Abstract
Oxidative stress-induced sumoylation of TP53INP1 (tumor protein p53-induced nuclear protein 1) is essential to enhance the TP53 response. Sumoylation of TP53INP1 on the K113 residue, which is mediated by protein inhibitor of activated STAT 3 (PIAS3) and chromobox homolog 4 (CBX4) and removed by SUMO1/sentrin specific peptidase (SENP1, 2 and 6), favors its interaction with TP53 in the nucleus and enhances TP53-induced gene expression.
Abbreviations
- PTMs
post-translational modifications
- SUMO
small ubiquitin-like modifier
- TP53INP1
tumor protein 53-induced nuclear protein1
Commentary
Tumor protein p53-induced nuclear protein 1 (TP53INP1) is both a TP53 co-factor and a TP53 target gene and consequently its expression is induced in response to several physical and chemical stresses.1–3 TP53INP1 directly interacts with TP53 and also binds kinases such as homeodomain interacting protein kinase 2 (HIPK2) and protein kinase C delta (PKCδ), which modulate TP53 transcriptional activity by phosphorylation thereby creating a positive feedback loop between TP53 and TP53INP1.4,5 TP53INP1 expression is also modulated by the oncogenic microRNA miR-155, which is overexpressed in many cancers.7 Interestingly, TP53INP1 interacts with LC3 and ATG8-family proteins through the LC3-interacting region (LIR) to promote autophagy-dependent cell death. Several lines of evidence point to a tumor suppressive activity for TP53INP1; for example, TP53INP1 knockout mice have increased susceptibility to cancer.6 Moreover, TP53INP1 expression is lost early during pancreatic cancer progression7 and restoring its function in pancreatic cancer cell lines reduces their malignancy.7 The tumor suppressive function of TP53INP1 is strongly associated with its ability to enhance the antioxidant function of TP53 and TP53INP1-deficient cells accumulate more intracellular reactive oxygen species (ROS) than wild-type cells.8 As for any kind of stress, the response to oxidative stress involves rapid fine tuning of protein function, a process mainly achieved through post-translational modifications (PTMs) of key proteins. It is now recognized that PTMs mediated by ubiquitin family members are involved in all biological functions of the cell. Small ubiquitin-like modifier 1 (SUMO1) is an ubiquitin-like protein that mediates sumoylation of target proteins. In contrast to ubiquitylation, sumoylation modifies lysine residues included within a consensus sequence in a specific sumoylation site. A search for sumoylation sites in TP53INP1 revealed one potential site at lysine 113. After verifying that TP53INP1 is indeed sumoylated on this lysine residue, we explored the functional role of this PTM and specifically the TP53 response to oxidative stress.
Findings
TP53INP1 has been shown to be involved in 2 main cell survival/death processes: (1) TP53-dependent regulation of apoptosis and cell cycle arrest, and (2) TP53-independent regulation of the autophagic flux. First, we demonstrated that sumoylation of TP53INP1 is not involved in its autophagic functions. Next, using oxygen peroxide and the antioxidant molecule N-acetylcysteine (NAC) we showed that this specific PTM of TP53INP1 is triggered by oxidative stress; NAC decreased TP53INP1 sumoylation whereas H2O2 treatment significantly increased it.

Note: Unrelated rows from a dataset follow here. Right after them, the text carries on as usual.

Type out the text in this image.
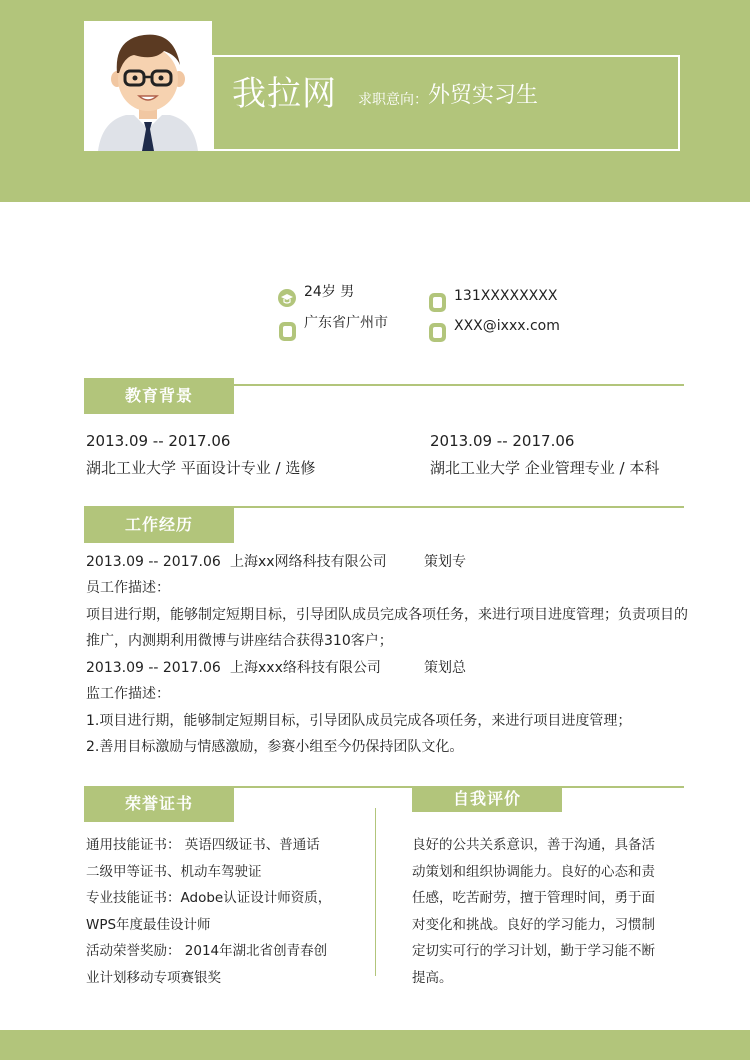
我拉网 求职意向： 外贸实习生
24岁 男
广东省广州市
131XXXXXXXX
XXX@ixxx.com
教育背景
2013.09 -- 2017.06
湖北工业大学 平面设计专业 / 选修
2013.09 -- 2017.06
湖北工业大学 企业管理专业 / 本科
工作经历
2013.09 -- 2017.06 上海xx网络科技有限公司	策划专
员工作描述：
项目进行期，能够制定短期目标，引导团队成员完成各项任务，来进行项目进度管理；负责项目的
推广，内测期利用微博与讲座结合获得310客户；
2013.09 -- 2017.06 上海xxx络科技有限公司	策划总
监工作描述：
1.项目进行期，能够制定短期目标，引导团队成员完成各项任务，来进行项目进度管理；
2.善用目标激励与情感激励，参赛小组至今仍保持团队文化。
荣誉证书	自我评价
通用技能证书： 英语四级证书、普通话
二级甲等证书、机动车驾驶证
专业技能证书：Adobe认证设计师资质，
WPS年度最佳设计师
活动荣誉奖励： 2014年湖北省创青春创
业计划移动专项赛银奖
良好的公共关系意识，善于沟通，具备活
动策划和组织协调能力。良好的心态和责
任感，吃苦耐劳，擅于管理时间，勇于面
对变化和挑战。良好的学习能力，习惯制
定切实可行的学习计划，勤于学习能不断
提高。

Using the K113R sumoylation-deficient mutant of TP53INP1 we showed the importance of this PTM for its function under oxidative stress conditions and in particular with regard to TP53-mediated regulation of gene expression and antiproliferative effects. Indeed, we showed that TP53INP1 sumoylation is necessary for regulation of cell death and cell cycle progression under basal conditions, and that induction of this PTM is required to trigger apoptosis under conditions of oxidative stress. Specifically, sumoylation of TP53INP1 is necessary for its association with TP53 in the nucleus and is essential to enhance the transcriptional activity of TP53 on target genes involved in apoptosis and cell cycle control.
Like any PTM, sumoylation is supported by a set of enzymes that mediate the addition of SUMO1 to the substrate, the SUMO ligases, and a set of enzymes that removes SUMO1 from the targeted protein, the SUMO hydrolases or desumoylases. Molecular studies of TP53INP1 sumoylation using a siRNA approach to knockdown gene expression revealed that PTM is mainly mediated by 2 E3 ligases, CBX4 and PIAS3, and that desumoylation is performed mainly by the SUMO specific protease, SENP6, possibly in conjunction with the secondary enzymes SENP1 and 2.
Discussion
TP53 is almost certainly one of the proteins that undergoes the widest variety of PTMs: it is phosphorylated, acetylated, methylated, ubiquitinated, neddylated, sumoylated, O-GlcNAcylated, and ADP-ribosylated.9 These modifications of TP53 can directly affect its activity, but they also create a code that is read by reader proteins containing specific PTM recognition domains, which in turn modulate the function of TP53. Our findings show that not only TP53, but also some of its molecular partners, are tightly regulated by PTMs. For example, TP53INP1 has to be sumoylated in order to be an efficient inducer of the TP53-dependent response to oxidative stress although the underlying mechanism remains unclear at present. As sumoylation of TP53INP1 strongly enhances its interaction with TP53 in the nucleus, and because TP53 has no SUMO Interacting Motif (SIM), it is likely that a third intermediate containing at least one such motif forms the bridge between TP53 and sumoylated TP53INP1. This intermediate, presumably one of the 931 known TP53 interacting proteins (genecards data), would reside in the nucleus to favor interaction with both partners.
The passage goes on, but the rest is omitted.